— Что случилось, того не вернешь. Юность заново не скроишь. В большую беду попал, не ведая зла. А за проступок свой всей честной жизнью платишь. Совесть болит — значит, не заскорузлая у тебя душа.
— Все эти годы замутненным хожу, — благодарно откликнулся Архип. — Казню себя денно и нощно. Сколько раз думал руки на себя наложить. Мол, не место мне в этой жизни, раз такой я, подлостью меченный. Чудится, что весь я на контроле людском и все знают про мерзкие дела и только ждут часа, чтобы закричать: этот! Все годы словно на рентгене. Дети родные ухмылочки пускают, вроде дно души промывают.
— Насчет ребят ты зря, Архипушка. Послушные, совестливые растут и к тебе с полным почтением. Сам будь поласковее. Привечай побольше, а то иногда таким бирюком вызверишься… Свой грех не в церкви тебе отмаливать надо. Возьми да пропиши маршалу, дескать, так и так, как на духу… Сразу полегчает, гибельную грусть развеешь.
С того памятного разговора еще складнее жили они с Анисьей. Душой, поступками помягчал Архип, настороженность спала. Вот только никак не мог взяться за письмо. А тут свалилась на всех война. Старая душевная заноза вроде заросла, помертвела. Да и когда в окопной жизни было вспоминать о той, далеко шагнувшей в историю войне? Когда пришла новая, позвавшая всех на защиту жизни… Когда рядовой Архип Скобелев вновь надел гимнастерку, ту, в которой защищают Родину…
Архип машинально стучит ручником по наковальне, и промороженный металл вызванивает строчки письма, которые вот уже столько лет буравят его седую голову. И все не могут выстроиться в суровую, но такую необходимую для старика исповедь…
* * *
Память водила Степана Ивановича прихотливыми лабиринтами. Ее изумительные всплески вдруг высвечивали сквозные, светлые прогоны, где все любо и мило — детали, краски, — а то нежданно запутывали в мутных тупичках, откуда вышагивали горькие события, антипатичные люди и где все было размыто, оборвано, неприятно. Прошлое давило серыми, тусклыми и зачастую ненужными воспоминаниями.
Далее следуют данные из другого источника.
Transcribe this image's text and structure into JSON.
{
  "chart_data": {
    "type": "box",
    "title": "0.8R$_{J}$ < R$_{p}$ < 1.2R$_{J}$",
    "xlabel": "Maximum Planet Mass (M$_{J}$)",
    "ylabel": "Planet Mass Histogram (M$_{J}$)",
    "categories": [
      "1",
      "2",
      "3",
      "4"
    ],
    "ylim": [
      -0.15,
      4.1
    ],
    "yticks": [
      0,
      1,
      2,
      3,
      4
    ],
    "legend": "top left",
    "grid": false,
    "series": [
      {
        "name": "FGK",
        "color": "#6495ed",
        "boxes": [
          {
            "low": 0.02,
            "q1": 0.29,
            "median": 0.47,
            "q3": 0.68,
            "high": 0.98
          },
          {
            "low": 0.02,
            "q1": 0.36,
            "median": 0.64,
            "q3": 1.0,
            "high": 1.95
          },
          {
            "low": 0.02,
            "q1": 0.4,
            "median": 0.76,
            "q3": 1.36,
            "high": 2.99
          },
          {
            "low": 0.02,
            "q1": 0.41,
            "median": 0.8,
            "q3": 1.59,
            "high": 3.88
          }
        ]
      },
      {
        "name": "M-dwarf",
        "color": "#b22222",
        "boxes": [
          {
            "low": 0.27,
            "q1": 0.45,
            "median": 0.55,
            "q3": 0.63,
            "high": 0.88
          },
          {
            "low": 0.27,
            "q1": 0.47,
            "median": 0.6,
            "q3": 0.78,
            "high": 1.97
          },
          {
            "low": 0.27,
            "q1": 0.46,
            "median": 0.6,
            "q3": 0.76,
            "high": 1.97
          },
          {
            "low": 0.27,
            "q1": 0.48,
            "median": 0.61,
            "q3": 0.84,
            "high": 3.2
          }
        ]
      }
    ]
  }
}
Но не мог распорядиться маршал, чтобы отогнали призрачные тени, они нахально вплетались в светлую память и теснили самое дорогое, о чем хотелось сейчас вспоминать. Бесцветная тоска заполняла душу, и беспомощная туманная дремота овладевала всем существом старого солдата. Прошлое вплывало не только образами и картинами; оно буйствовало голосами и звуками, гримасничало разными лицами, дразнило буквами приказов и строками когда-то читанных писем. Видения становились такими ясными и такими никчемными, что неподдельное изумление на минуту глушило гнев — ну как удержала память жизненную шелуху? Зачем сохранила ее, чтобы встряхнуть так некстати? Но отмахнуться от прошлого не было сил, видения были настойчивы и неуправляемы.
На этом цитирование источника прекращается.